En el mundo de hoy, con tanta tecnología y tantas cosas sucediendo al mismo tiempo, como guerras, hambre, la migración forzada; nos cuesta encontrarnos con el Señor, incluso hablarle a otros de Él. Cuando sé que debo ir a un lugar y compartir su Palabra como bautizada, solo le pido a la Inmaculada y Ella hace todo, derriba muros y hasta cambia horarios para que podamos llevar al Señor donde es duro llegar, no porque no podamos físicamente, sino porque nos encontramos con corazones de piedra, porque hoy las heridas son tan profundas que nos resulta muy difícil entender el poder de esa herida en la Cruz.
Para ver con los ojos de Dios, debemos hacerlo a través de la Madre y volvernos como niños para escuchar lo que ella nos pide. San Maximiliano nos dice: “Para pactar con la Inmaculada no se necesita ninguna fórmula. Dile simplemente, como un niño a su madre, que estás haciendo lo que ella te pide. Las visitas serán más frecuentes”. (EK 742)
Definitivamente, hacemos constantes pactos con la Santísima Virgen María, pero ¿hacemos lo que nos pide? Para lograrlo, debemos frecuentar la oración, la Eucaristía, las visitas al Santísimo Sacramento y cumplir los sacramentos. En el día a día, tal vez tenemos la intención de hacer muchas cosas, pero corremos y las cruces son infinitas, tenemos muchas veces falta de trabajo, falta de alimento, falta de tiempo, o si tenemos trabajo nos quita el tiempo de nuestra familia y así también el de Dios; las enfermedades propias o de un ser querido, todo esto nos desalienta y nos aleja de esas promesas bautismales regalo del Señor, pero debemos entender que el bautismo no “fue”, no pasó un día; es el día a día, es estar permanentemente sumergidos en la gracia santificante que permite superar todo dolor humano y nos lleva constantemente a vivir el bautismo como sello indeleble de cristianos e hijos de Dios.

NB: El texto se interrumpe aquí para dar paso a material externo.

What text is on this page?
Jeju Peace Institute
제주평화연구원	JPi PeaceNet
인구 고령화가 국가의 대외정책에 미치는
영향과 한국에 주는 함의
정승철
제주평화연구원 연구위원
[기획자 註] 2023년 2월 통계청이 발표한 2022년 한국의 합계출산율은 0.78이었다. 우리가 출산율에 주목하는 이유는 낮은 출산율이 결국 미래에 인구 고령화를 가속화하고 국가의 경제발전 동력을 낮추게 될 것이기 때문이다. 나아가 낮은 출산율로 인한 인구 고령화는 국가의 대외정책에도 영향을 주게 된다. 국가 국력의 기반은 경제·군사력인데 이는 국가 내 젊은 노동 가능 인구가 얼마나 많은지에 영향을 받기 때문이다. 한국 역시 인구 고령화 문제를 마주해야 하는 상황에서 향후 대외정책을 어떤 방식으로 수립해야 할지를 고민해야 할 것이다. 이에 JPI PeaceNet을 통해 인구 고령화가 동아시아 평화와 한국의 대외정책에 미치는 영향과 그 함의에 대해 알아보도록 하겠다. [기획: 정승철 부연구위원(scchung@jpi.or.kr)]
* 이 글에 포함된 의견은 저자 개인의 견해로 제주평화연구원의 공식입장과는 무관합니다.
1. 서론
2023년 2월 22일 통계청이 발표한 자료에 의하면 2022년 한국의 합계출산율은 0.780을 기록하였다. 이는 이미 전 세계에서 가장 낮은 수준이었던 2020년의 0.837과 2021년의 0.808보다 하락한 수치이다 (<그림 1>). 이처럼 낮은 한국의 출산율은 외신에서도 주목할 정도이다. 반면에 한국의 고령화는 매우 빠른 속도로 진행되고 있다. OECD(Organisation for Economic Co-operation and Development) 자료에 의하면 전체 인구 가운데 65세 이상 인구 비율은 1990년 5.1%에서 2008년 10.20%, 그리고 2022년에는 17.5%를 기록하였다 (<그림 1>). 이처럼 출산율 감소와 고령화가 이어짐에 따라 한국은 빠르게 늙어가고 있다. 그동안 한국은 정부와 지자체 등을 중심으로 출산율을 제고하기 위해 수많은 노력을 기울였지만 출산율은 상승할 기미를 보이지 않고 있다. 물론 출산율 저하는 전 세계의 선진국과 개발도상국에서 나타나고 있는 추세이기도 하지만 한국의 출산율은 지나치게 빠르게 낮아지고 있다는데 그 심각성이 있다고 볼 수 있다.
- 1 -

Por voluntad pecamos y nos alejamos de vivir ese bautizo, esa pureza que soñamos tener, porque de alguna manera siempre estaremos pecando. Pero, si caminamos con nuestra Madre, nos llevará siempre de la mano, con la fuerza del Espíritu Santo que habitó en Ella y es su esposo, hacia el Hijo, cuando necesitemos ser redimidos y compartir las cruces de la vida. Asimismo, nos renovará las promesas del bautismo cada día, cuando nos entreguemos a María como hijos amados que somos. Entreguemos nuestra mente, corazón y cuerpo a la Inmaculada constantemente, para que de sus manos nos entregue al Padre y, así, la Santísima Trinidad hará maravillas en nosotros.
Ser bautizados es una vivencia que, sin María, no se logra en su potencial completo. Ella siempre está, como lo hizo en la cruz y en el día de Pentecostés, animando y enseñando en la oración. Como hijos de Dios, nuestra Madre nos lleva a vivir sumergidos en la gracia del bautismo hasta la vida eterna.